Marie-Thérèse had a daughter, Maya, whom Picasso doted on, and he would divide his time between them and Dora. According to Baring’s research, the attraction was easy to understand; Marie-Thérèse was a “simple, straight, easygoing girl who loved swimming and cycling. She had no social aspirations and was happy to remain in the background,” with Maya. Whereas Dora Maar was someone Picasso could relate to intellectually, “and discuss avant-garde painting, poetry, politics, and of course, photography.”

Things were also complicated by Picasso whose ego was such that he could not tolerate anyone surpassing him in any arena. He had fallen in love with a talented photographer but then strongly encouraged Dora to abandon photography and become a painter instead.

Eventually, Maar became the outsider, losing her place to a young art student, 23-year-old Françoise Gilot, who bore Picasso two children, Claude and Paloma.
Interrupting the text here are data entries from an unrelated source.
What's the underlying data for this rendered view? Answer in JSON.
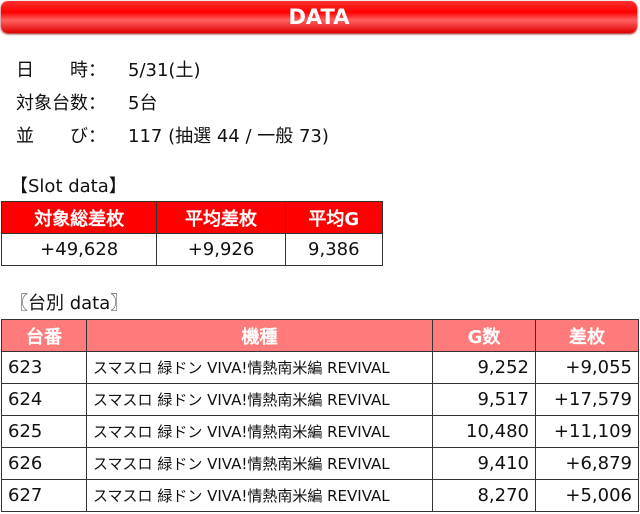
{
  "title": "DATA",
  "info": [
    {
      "label": "日　　時：",
      "value": "5/31(土)"
    },
    {
      "label": "対象台数：",
      "value": "5台"
    },
    {
      "label": "並　　び：",
      "value": "117 (抽選 44 / 一般 73)"
    }
  ],
  "slot": {
    "heading": "【Slot data】",
    "headers": [
      "対象総差枚",
      "平均差枚",
      "平均G"
    ],
    "values": [
      "+49,628",
      "+9,926",
      "9,386"
    ]
  },
  "unit": {
    "heading": "〖台別 data〗",
    "headers": [
      "台番",
      "機種",
      "G数",
      "差枚"
    ],
    "rows": [
      [
        "623",
        "スマスロ 緑ドン VIVA!情熱南米編 REVIVAL",
        "9,252",
        "+9,055"
      ],
      [
        "624",
        "スマスロ 緑ドン VIVA!情熱南米編 REVIVAL",
        "9,517",
        "+17,579"
      ],
      [
        "625",
        "スマスロ 緑ドン VIVA!情熱南米編 REVIVAL",
        "10,480",
        "+11,109"
      ],
      [
        "626",
        "スマスロ 緑ドン VIVA!情熱南米編 REVIVAL",
        "9,410",
        "+6,879"
      ],
      [
        "627",
        "スマスロ 緑ドン VIVA!情熱南米編 REVIVAL",
        "8,270",
        "+5,006"
      ]
    ]
  }
}
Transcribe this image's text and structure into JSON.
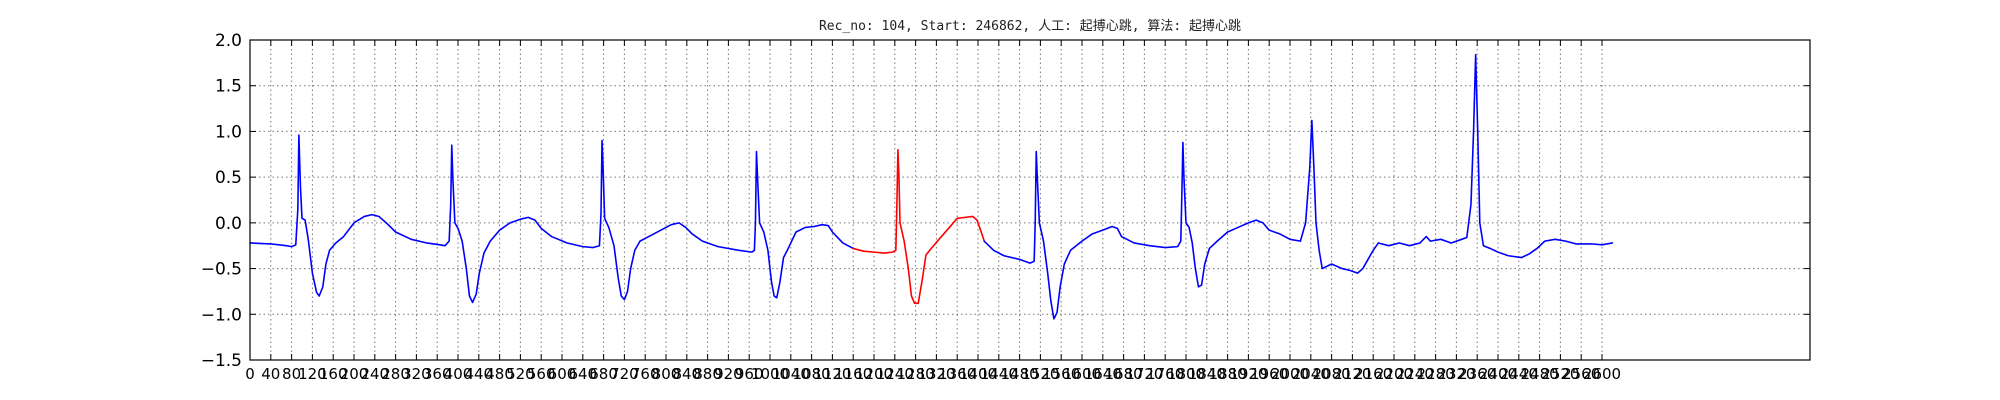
{
  "chart_data": {
    "type": "line",
    "title": "Rec_no: 104, Start: 246862, 人工: 起搏心跳, 算法: 起搏心跳",
    "xlabel": "",
    "ylabel": "",
    "xlim": [
      0,
      3000
    ],
    "ylim": [
      -1.5,
      2.0
    ],
    "grid": true,
    "x_ticks": [
      0,
      40,
      80,
      120,
      160,
      200,
      240,
      280,
      320,
      360,
      400,
      440,
      480,
      520,
      560,
      600,
      640,
      680,
      720,
      760,
      800,
      840,
      880,
      920,
      960,
      1000,
      1040,
      1080,
      1120,
      1160,
      1200,
      1240,
      1280,
      1320,
      1360,
      1400,
      1440,
      1480,
      1520,
      1560,
      1600,
      1640,
      1680,
      1720,
      1760,
      1800,
      1840,
      1880,
      1920,
      1960,
      2000,
      2040,
      2080,
      2120,
      2160,
      2200,
      2240,
      2280,
      2320,
      2360,
      2400,
      2440,
      2480,
      2520,
      2560,
      2600
    ],
    "y_ticks": [
      -1.5,
      -1.0,
      -0.5,
      0.0,
      0.5,
      1.0,
      1.5,
      2.0
    ],
    "y_tick_labels": [
      "−1.5",
      "−1.0",
      "−0.5",
      "0.0",
      "0.5",
      "1.0",
      "1.5",
      "2.0"
    ],
    "colors": {
      "normal": "#0000ff",
      "highlight": "#ff0000",
      "grid": "#777777"
    },
    "series": [
      {
        "color": "#0000ff",
        "points": [
          [
            0,
            -0.22
          ],
          [
            40,
            -0.23
          ],
          [
            70,
            -0.25
          ],
          [
            80,
            -0.26
          ],
          [
            88,
            -0.24
          ],
          [
            92,
            0.15
          ],
          [
            94,
            0.96
          ],
          [
            97,
            0.4
          ],
          [
            100,
            0.05
          ],
          [
            106,
            0.03
          ],
          [
            112,
            -0.18
          ],
          [
            120,
            -0.55
          ],
          [
            128,
            -0.76
          ],
          [
            133,
            -0.8
          ],
          [
            140,
            -0.7
          ],
          [
            146,
            -0.45
          ],
          [
            153,
            -0.3
          ],
          [
            165,
            -0.22
          ],
          [
            180,
            -0.15
          ],
          [
            200,
            0.0
          ],
          [
            220,
            0.07
          ],
          [
            235,
            0.09
          ],
          [
            248,
            0.07
          ],
          [
            262,
            0.0
          ],
          [
            280,
            -0.1
          ],
          [
            310,
            -0.18
          ],
          [
            340,
            -0.22
          ],
          [
            365,
            -0.24
          ],
          [
            375,
            -0.25
          ],
          [
            383,
            -0.2
          ],
          [
            386,
            0.2
          ],
          [
            388,
            0.85
          ],
          [
            390,
            0.5
          ],
          [
            394,
            0.0
          ],
          [
            400,
            -0.06
          ],
          [
            408,
            -0.2
          ],
          [
            416,
            -0.5
          ],
          [
            422,
            -0.8
          ],
          [
            428,
            -0.87
          ],
          [
            435,
            -0.78
          ],
          [
            441,
            -0.55
          ],
          [
            450,
            -0.33
          ],
          [
            462,
            -0.2
          ],
          [
            480,
            -0.08
          ],
          [
            500,
            0.0
          ],
          [
            520,
            0.04
          ],
          [
            535,
            0.06
          ],
          [
            548,
            0.03
          ],
          [
            560,
            -0.06
          ],
          [
            580,
            -0.15
          ],
          [
            610,
            -0.22
          ],
          [
            640,
            -0.26
          ],
          [
            660,
            -0.27
          ],
          [
            672,
            -0.25
          ],
          [
            675,
            0.1
          ],
          [
            677,
            0.9
          ],
          [
            679,
            0.6
          ],
          [
            682,
            0.05
          ],
          [
            690,
            -0.05
          ],
          [
            700,
            -0.25
          ],
          [
            708,
            -0.6
          ],
          [
            714,
            -0.8
          ],
          [
            720,
            -0.84
          ],
          [
            726,
            -0.75
          ],
          [
            732,
            -0.5
          ],
          [
            740,
            -0.3
          ],
          [
            750,
            -0.2
          ],
          [
            770,
            -0.14
          ],
          [
            790,
            -0.08
          ],
          [
            810,
            -0.02
          ],
          [
            825,
            0.0
          ],
          [
            838,
            -0.05
          ],
          [
            850,
            -0.12
          ],
          [
            870,
            -0.2
          ],
          [
            900,
            -0.26
          ],
          [
            940,
            -0.3
          ],
          [
            965,
            -0.32
          ],
          [
            970,
            -0.3
          ],
          [
            972,
            0.0
          ],
          [
            974,
            0.78
          ],
          [
            976,
            0.5
          ],
          [
            980,
            0.0
          ],
          [
            988,
            -0.1
          ],
          [
            996,
            -0.3
          ],
          [
            1003,
            -0.65
          ],
          [
            1008,
            -0.8
          ],
          [
            1013,
            -0.82
          ],
          [
            1019,
            -0.65
          ],
          [
            1026,
            -0.38
          ],
          [
            1035,
            -0.28
          ],
          [
            1050,
            -0.1
          ],
          [
            1068,
            -0.05
          ],
          [
            1085,
            -0.04
          ],
          [
            1100,
            -0.02
          ],
          [
            1112,
            -0.03
          ],
          [
            1120,
            -0.1
          ],
          [
            1140,
            -0.22
          ],
          [
            1160,
            -0.28
          ]
        ]
      },
      {
        "color": "#ff0000",
        "points": [
          [
            1160,
            -0.28
          ],
          [
            1180,
            -0.31
          ],
          [
            1200,
            -0.32
          ],
          [
            1220,
            -0.33
          ],
          [
            1236,
            -0.32
          ],
          [
            1242,
            -0.3
          ],
          [
            1244,
            0.2
          ],
          [
            1246,
            0.8
          ],
          [
            1248,
            0.5
          ],
          [
            1250,
            0.0
          ],
          [
            1258,
            -0.2
          ],
          [
            1266,
            -0.5
          ],
          [
            1272,
            -0.8
          ],
          [
            1278,
            -0.88
          ],
          [
            1285,
            -0.88
          ],
          [
            1292,
            -0.65
          ],
          [
            1300,
            -0.35
          ],
          [
            1310,
            -0.28
          ],
          [
            1325,
            -0.18
          ],
          [
            1345,
            -0.05
          ],
          [
            1360,
            0.05
          ],
          [
            1375,
            0.06
          ],
          [
            1390,
            0.07
          ],
          [
            1398,
            0.03
          ],
          [
            1405,
            -0.08
          ],
          [
            1412,
            -0.2
          ]
        ]
      },
      {
        "color": "#0000ff",
        "points": [
          [
            1412,
            -0.2
          ],
          [
            1430,
            -0.3
          ],
          [
            1450,
            -0.36
          ],
          [
            1480,
            -0.4
          ],
          [
            1500,
            -0.44
          ],
          [
            1508,
            -0.42
          ],
          [
            1510,
            0.0
          ],
          [
            1512,
            0.78
          ],
          [
            1514,
            0.5
          ],
          [
            1518,
            0.0
          ],
          [
            1526,
            -0.2
          ],
          [
            1534,
            -0.55
          ],
          [
            1540,
            -0.85
          ],
          [
            1546,
            -1.05
          ],
          [
            1552,
            -0.98
          ],
          [
            1558,
            -0.7
          ],
          [
            1566,
            -0.45
          ],
          [
            1578,
            -0.3
          ],
          [
            1600,
            -0.2
          ],
          [
            1620,
            -0.12
          ],
          [
            1640,
            -0.08
          ],
          [
            1658,
            -0.04
          ],
          [
            1668,
            -0.06
          ],
          [
            1676,
            -0.15
          ],
          [
            1700,
            -0.22
          ],
          [
            1730,
            -0.25
          ],
          [
            1760,
            -0.27
          ],
          [
            1784,
            -0.26
          ],
          [
            1790,
            -0.2
          ],
          [
            1792,
            0.3
          ],
          [
            1794,
            0.88
          ],
          [
            1796,
            0.5
          ],
          [
            1800,
            0.0
          ],
          [
            1806,
            -0.05
          ],
          [
            1812,
            -0.22
          ],
          [
            1818,
            -0.5
          ],
          [
            1824,
            -0.7
          ],
          [
            1830,
            -0.68
          ],
          [
            1836,
            -0.45
          ],
          [
            1845,
            -0.28
          ],
          [
            1860,
            -0.2
          ],
          [
            1880,
            -0.1
          ],
          [
            1900,
            -0.05
          ],
          [
            1920,
            0.0
          ],
          [
            1935,
            0.03
          ],
          [
            1948,
            0.0
          ],
          [
            1960,
            -0.08
          ],
          [
            1980,
            -0.12
          ],
          [
            2000,
            -0.18
          ],
          [
            2020,
            -0.2
          ],
          [
            2030,
            0.0
          ],
          [
            2038,
            0.6
          ],
          [
            2042,
            1.12
          ],
          [
            2046,
            0.6
          ],
          [
            2050,
            0.0
          ],
          [
            2056,
            -0.3
          ],
          [
            2062,
            -0.5
          ],
          [
            2080,
            -0.45
          ],
          [
            2100,
            -0.5
          ],
          [
            2115,
            -0.52
          ],
          [
            2130,
            -0.55
          ],
          [
            2140,
            -0.5
          ],
          [
            2150,
            -0.4
          ],
          [
            2160,
            -0.3
          ],
          [
            2170,
            -0.22
          ],
          [
            2190,
            -0.25
          ],
          [
            2210,
            -0.22
          ],
          [
            2230,
            -0.25
          ],
          [
            2250,
            -0.22
          ],
          [
            2262,
            -0.15
          ],
          [
            2270,
            -0.2
          ],
          [
            2290,
            -0.18
          ],
          [
            2310,
            -0.22
          ],
          [
            2330,
            -0.18
          ],
          [
            2340,
            -0.16
          ],
          [
            2348,
            0.2
          ],
          [
            2353,
            1.0
          ],
          [
            2357,
            1.84
          ],
          [
            2361,
            1.0
          ],
          [
            2365,
            0.0
          ],
          [
            2372,
            -0.25
          ],
          [
            2385,
            -0.28
          ],
          [
            2400,
            -0.32
          ],
          [
            2420,
            -0.36
          ],
          [
            2445,
            -0.38
          ],
          [
            2460,
            -0.34
          ],
          [
            2475,
            -0.28
          ],
          [
            2490,
            -0.2
          ],
          [
            2510,
            -0.18
          ],
          [
            2530,
            -0.2
          ],
          [
            2550,
            -0.23
          ],
          [
            2580,
            -0.23
          ],
          [
            2600,
            -0.24
          ],
          [
            2620,
            -0.22
          ]
        ]
      }
    ]
  }
}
Although Maar continued to paint after her life with Picasso, she became a recluse rarely seeing friends or giving interviews, and never exhibiting her paintings or allowing her photographs to be publicized. Her work as a competent painter never exhibited the daring or creativity brought to fruition in her photography.

Louise Baring tells a story replete with aspirations, betrayal, and cruel heartbreak. Baring’s biography, Dora Maar: Paris in the Time of Man Ray, Jean Cocteau, and Picasso, is a fascinating, stirring, and well-researched tale with insights into the thinking and lives of flawed people who become much more than mere characters in a emotional narrative. Key to the biography are the over 130 images, the majority of which have never before been published, and include photographs and paintings by Maar, Picasso, Man Ray, and Cecil Beaton, with photographic portraits and self-portraits of Maar that flesh out this tragic story.